As always, the LAPA format asks that seminar participants familiarize themselves with the paper in advance. The commentator will open the session by summarizing the main themes in the paper and presenting some topics for discussion. The author then has the right of first response before we open to the floor for questions. The seminar will end with a brief reception in the Kerstetter Room, giving everyone a chance to mingle and meet.
For people planning to attend the seminar, an electronic copy of Professor Salzberger's paper is available upon email request (email@example.com), or you may pick up a hard copy during regular business hours in 416A Robertson Hall.
Professor Salzberger writes: "The value of intellectual property today exceeds the value of physical property and Intellectual property rights are on a continuous path of expansion (with the commodification of information). These developments beg a serious discussion, revisiting the philosophical justifications of IPR, especially in light of the technological revolution of the Internet and related technologies. One of the more powerful contemporary discourses on such justifications is the economic approach. The paper provides a critical analysis of what used to be the main Law and Economics paradigm for the normative analysis of intellectual property rights - the incentives / public goods model. It further discusses an alternative economic model - the Tragedy of the Commons, which in recent years has been twisted to a new Propriety paradigm, pre-assuming intellectual creations to be a natural object of property, and focusing on the management of intellectual property rather than on its initial justifications. The papers ends with some tentative thoughts on the more general concept of the prime property right of ownership."

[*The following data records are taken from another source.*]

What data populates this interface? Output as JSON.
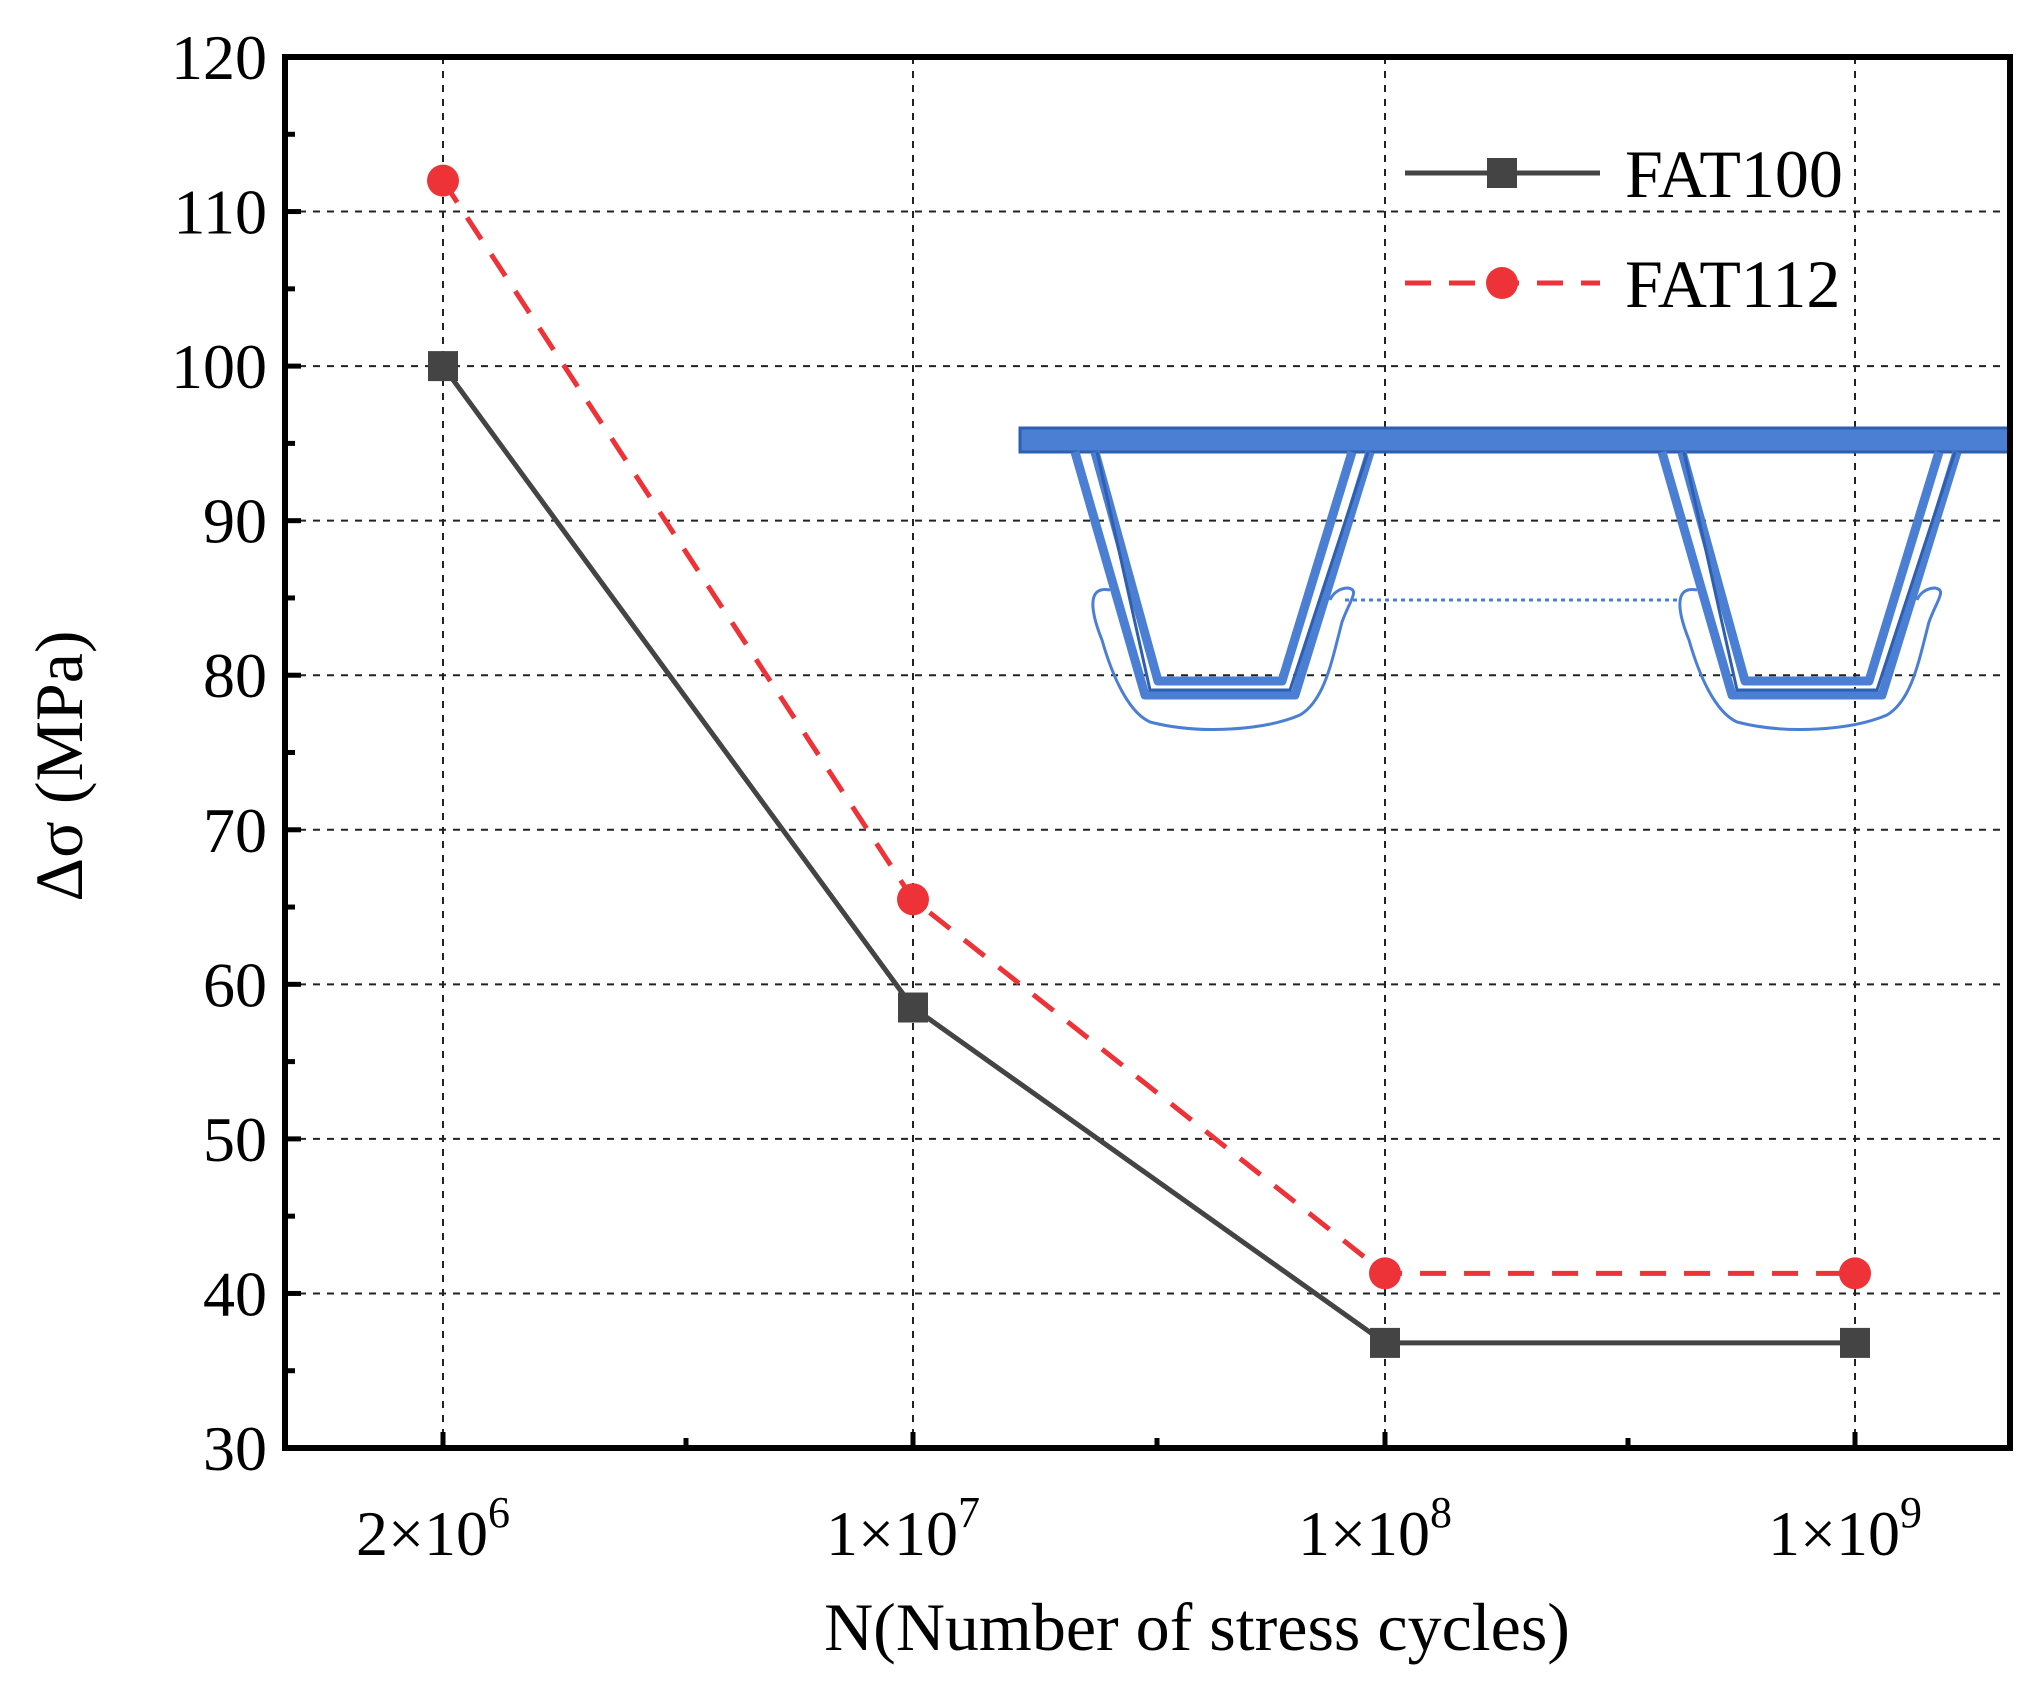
{
  "chart_data": {
    "type": "line",
    "title": "",
    "xlabel": "N(Number of stress cycles)",
    "ylabel": "Δσ (MPa)",
    "categories": [
      {
        "base": "2×10",
        "exp": "6"
      },
      {
        "base": "1×10",
        "exp": "7"
      },
      {
        "base": "1×10",
        "exp": "8"
      },
      {
        "base": "1×10",
        "exp": "9"
      }
    ],
    "ylim": [
      30,
      120
    ],
    "yticks": [
      30,
      40,
      50,
      60,
      70,
      80,
      90,
      100,
      110,
      120
    ],
    "grid": true,
    "legend_position": "top-right",
    "series": [
      {
        "name": "FAT100",
        "values": [
          100,
          58.5,
          36.8,
          36.8
        ],
        "color": "#444444",
        "marker": "square",
        "line": "solid"
      },
      {
        "name": "FAT112",
        "values": [
          112,
          65.5,
          41.3,
          41.3
        ],
        "color": "#ee3338",
        "marker": "circle",
        "line": "dashed"
      }
    ],
    "inset": {
      "description_icon": "orthotropic-deck-u-rib-icon",
      "color": "#4a7fd4"
    }
  }
}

Eli Salzberger is the 2009-2010 Microsoft/LAPA Fellow. He is the Dean of the Faculty of Law at the University of Haifa, and a graduate of the Hebrew University Faculty of Law (first in class). Salzberger clerked for Chief Justices Aharon Barak and Dorit Beinish. He wrote his doctorate at Oxford University on the economic analysis of the doctrine of separation of powers. His research and teaching areas are legal theory and philosophy, economic analysis of law, legal ethics, cyberspace and the Israeli Supreme Court. His latest book (co-authored with Niva Elkin-Koren) is Law, Economic and Cyberspace (Edward Elgar 2004) and another book with the same co-author on the Limits of Analysis: Economic Analysis of Intellectual Property is forthcoming. He is the President of the European Association of Law and Economics, was a member of the board of directors of the Association for Civil Rights in Israel; a member of the public council of the Israeli Democracy Institute and of a commission for reform in performers' rights in Israel. He was awarded various grants and fellowships, among them Rothschild, Minerva, GIF, ISF, Fulbright, ORS and British Council. At LAPA his research will focus on the role of the judiciary in the economic theory of the state and on the law and economics of intellectual property.
Joel R. Reidenberg is Professor of Law and the founding Director of the Center on Law and Information Policy at Fordham University Law School. He is an expert on information technology law and policy. His scholarship has appeared in many leading law journals. In addition, he has published widely in Europe and is a co-author of three leading books and monographs on international data privacy law. Professor Reidenberg has testified before the U.S. Congress on data privacy issues, served as a consultant to both the Federal Trade Commission and the European Commission, and served as a Special Assistant Attorney General for the State of Washington in connection with privacy litigation. Prior joining the Fordham law faculty, he practiced law in Washington, DC, and also served as a member of several advisory panels for the U.S. Congress Office of Technology Assessment. He received his Ph.D. from Université de Paris-Sorbonne, his J.D. from Columbia University School of Law, and A.B. from Dartmouth College.